Im Zusammenhang mit dem Ende des Google Readers wurde häufig die Frage gestellt, wofür man Reader denn überhaupt noch braucht, wo wir doch inzwischen unsere Tageslektüre über die Timelines der sozialen Netzwerke bekommen. Viele haben gesagt, sie hätten zwar einen Reader, würden aber nur selten darin lesen, weil sie ihre Lesekapazität schon mit Facebook- oder Twitter-Links aufgebraucht haben.
Das finde ich krass, denn es stellt sich ja sofort die Frage, wie denn dann Sachen in die sozialen Medien reinkommen, wenn wir alle nur noch von dort unsere Quellen holen und lediglich weiter teilen, was schon drin ist. Irgendjemand muss doch erst einmal interessante Texte von draußen da rein bringen (Ja, und auch Menschen, die nicht auf Facebook sind, können interessante Blogposts schreiben!).
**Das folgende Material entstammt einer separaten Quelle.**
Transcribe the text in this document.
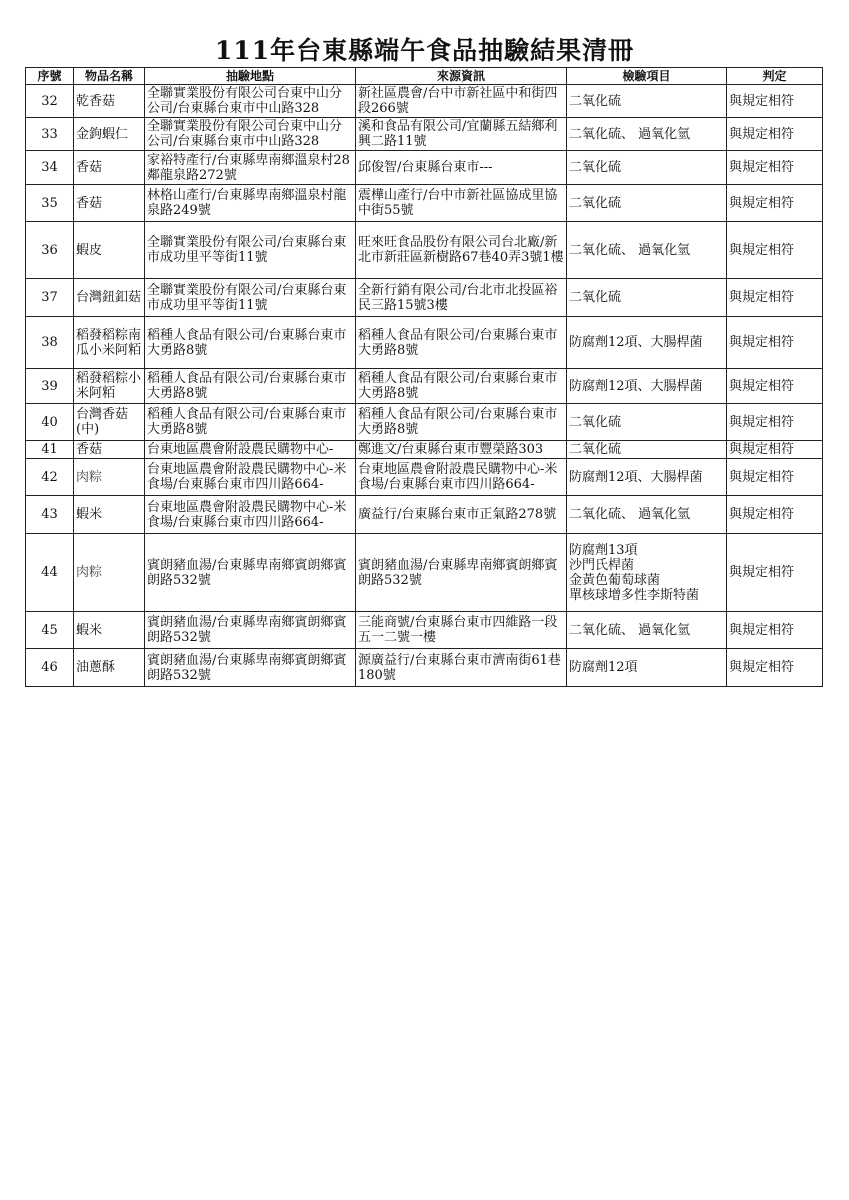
111年台東縣端午食品抽驗結果清冊
序號	物品名稱	抽驗地點	來源資訊	檢驗項目	判定
32	乾香菇	全聯實業股份有限公司台東中山分公司/台東縣台東市中山路328	新社區農會/台中市新社區中和街四段266號	二氧化硫	與規定相符
33	金鉤蝦仁	全聯實業股份有限公司台東中山分公司/台東縣台東市中山路328	溪和食品有限公司/宜蘭縣五結鄉利興二路11號	二氧化硫、 過氧化氫	與規定相符
34	香菇	家裕特產行/台東縣卑南鄉溫泉村28鄰龍泉路272號	邱俊智/台東縣台東市---	二氧化硫	與規定相符
35	香菇	林格山產行/台東縣卑南鄉溫泉村龍泉路249號	震樺山產行/台中市新社區協成里協中街55號	二氧化硫	與規定相符
36	蝦皮	全聯實業股份有限公司/台東縣台東市成功里平等街11號	旺來旺食品股份有限公司台北廠/新北市新莊區新樹路67巷40弄3號1樓	二氧化硫、 過氧化氫	與規定相符
37	台灣鈕釦菇	全聯實業股份有限公司/台東縣台東市成功里平等街11號	全新行銷有限公司/台北市北投區裕民三路15號3樓	二氧化硫	與規定相符
38	稻發稻粽南瓜小米阿粨	稻種人食品有限公司/台東縣台東市大勇路8號	稻種人食品有限公司/台東縣台東市大勇路8號	防腐劑12項、大腸桿菌	與規定相符
39	稻發稻粽小米阿粨	稻種人食品有限公司/台東縣台東市大勇路8號	稻種人食品有限公司/台東縣台東市大勇路8號	防腐劑12項、大腸桿菌	與規定相符
40	台灣香菇(中)	稻種人食品有限公司/台東縣台東市大勇路8號	稻種人食品有限公司/台東縣台東市大勇路8號	二氧化硫	與規定相符
41	香菇	台東地區農會附設農民購物中心-	鄭進文/台東縣台東市豐榮路303	二氧化硫	與規定相符
42	肉粽	台東地區農會附設農民購物中心-米食場/台東縣台東市四川路664-	台東地區農會附設農民購物中心-米食場/台東縣台東市四川路664-	防腐劑12項、大腸桿菌	與規定相符
43	蝦米	台東地區農會附設農民購物中心-米食場/台東縣台東市四川路664-	廣益行/台東縣台東市正氣路278號	二氧化硫、 過氧化氫	與規定相符
44	肉粽	賓朗豬血湯/台東縣卑南鄉賓朗鄉賓朗路532號	賓朗豬血湯/台東縣卑南鄉賓朗鄉賓朗路532號	防腐劑13項
沙門氏桿菌
金黃色葡萄球菌
單核球增多性李斯特菌	與規定相符
45	蝦米	賓朗豬血湯/台東縣卑南鄉賓朗鄉賓朗路532號	三能商號/台東縣台東市四維路一段五一二號一樓	二氧化硫、 過氧化氫	與規定相符
46	油蔥酥	賓朗豬血湯/台東縣卑南鄉賓朗鄉賓朗路532號	源廣益行/台東縣台東市濟南街61巷180號	防腐劑12項	與規定相符
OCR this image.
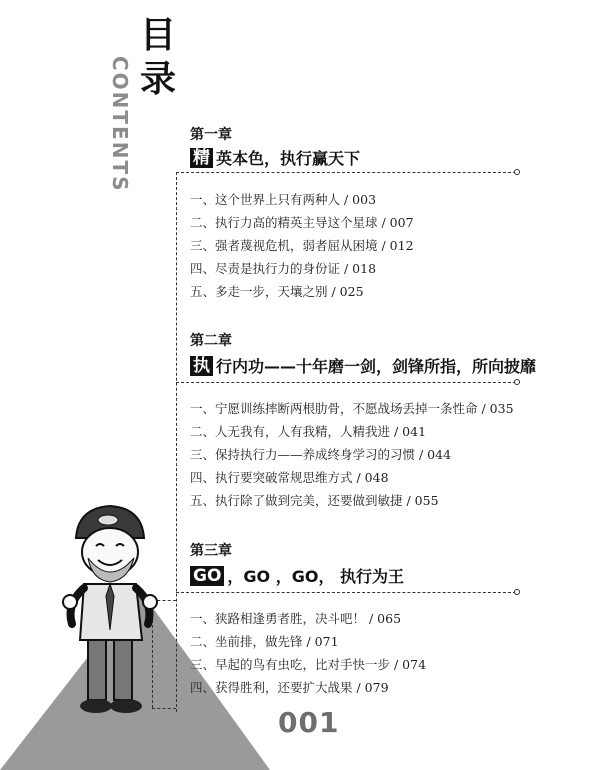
目
录
CONTENTS	第一章
精 英本色，执行赢天下
一、这个世界上只有两种人 / 003
二、执行力高的精英主导这个星球 / 007
三、强者蔑视危机，弱者屈从困境 / 012
四、尽责是执行力的身份证 / 018
五、多走一步，天壤之别 / 025
第二章
执 行内功——十年磨一剑，剑锋所指，所向披靡
一、宁愿训练摔断两根肋骨，不愿战场丢掉一条性命 / 035
二、人无我有，人有我精，人精我进 / 041
三、保持执行力——养成终身学习的习惯 / 044
四、执行要突破常规思维方式 / 048
五、执行除了做到完美，还要做到敏捷 / 055
第三章
GO ，GO ，GO， 执行为王
一、狭路相逢勇者胜，决斗吧！ / 065
二、坐前排，做先锋 / 071
三、早起的鸟有虫吃，比对手快一步 / 074
四、获得胜利，还要扩大战果 / 079
001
Von daher bin ich fast geneigt, Leute, die ihre Internetlektüre ausschließlich aus sozialen Medien beziehen, als „Internetlektüreschmarotzer“ zu bezeichnen, analog zu meinen „Internetschmarotzern“ von damals.
Ich würde mich niemals auf die in Twitter und Facebook weitergereichten Empfehlungen beschränken wollen, denn da ist der Hypisierungsgrad viel zu groß. Das Wichtigste daran, wenn man bei der Lektüre von Zeitung auf Internet umsteigt (und damit meine ich nicht von Papier auf Screen, sondern von einem von einer Redaktion zusammengestellten Bündel von Texten und Bildern zu allen möglichen Themen hin zu einer selbst ausgefilterten Auswahl), dann ist es doch gerade wichtig, dafür zu sorgen, dass man der eigenen Filterbubble, auch wenn sie etwas Tolles ist, regelmäßig Frischluftzufuhr von außen verschafft.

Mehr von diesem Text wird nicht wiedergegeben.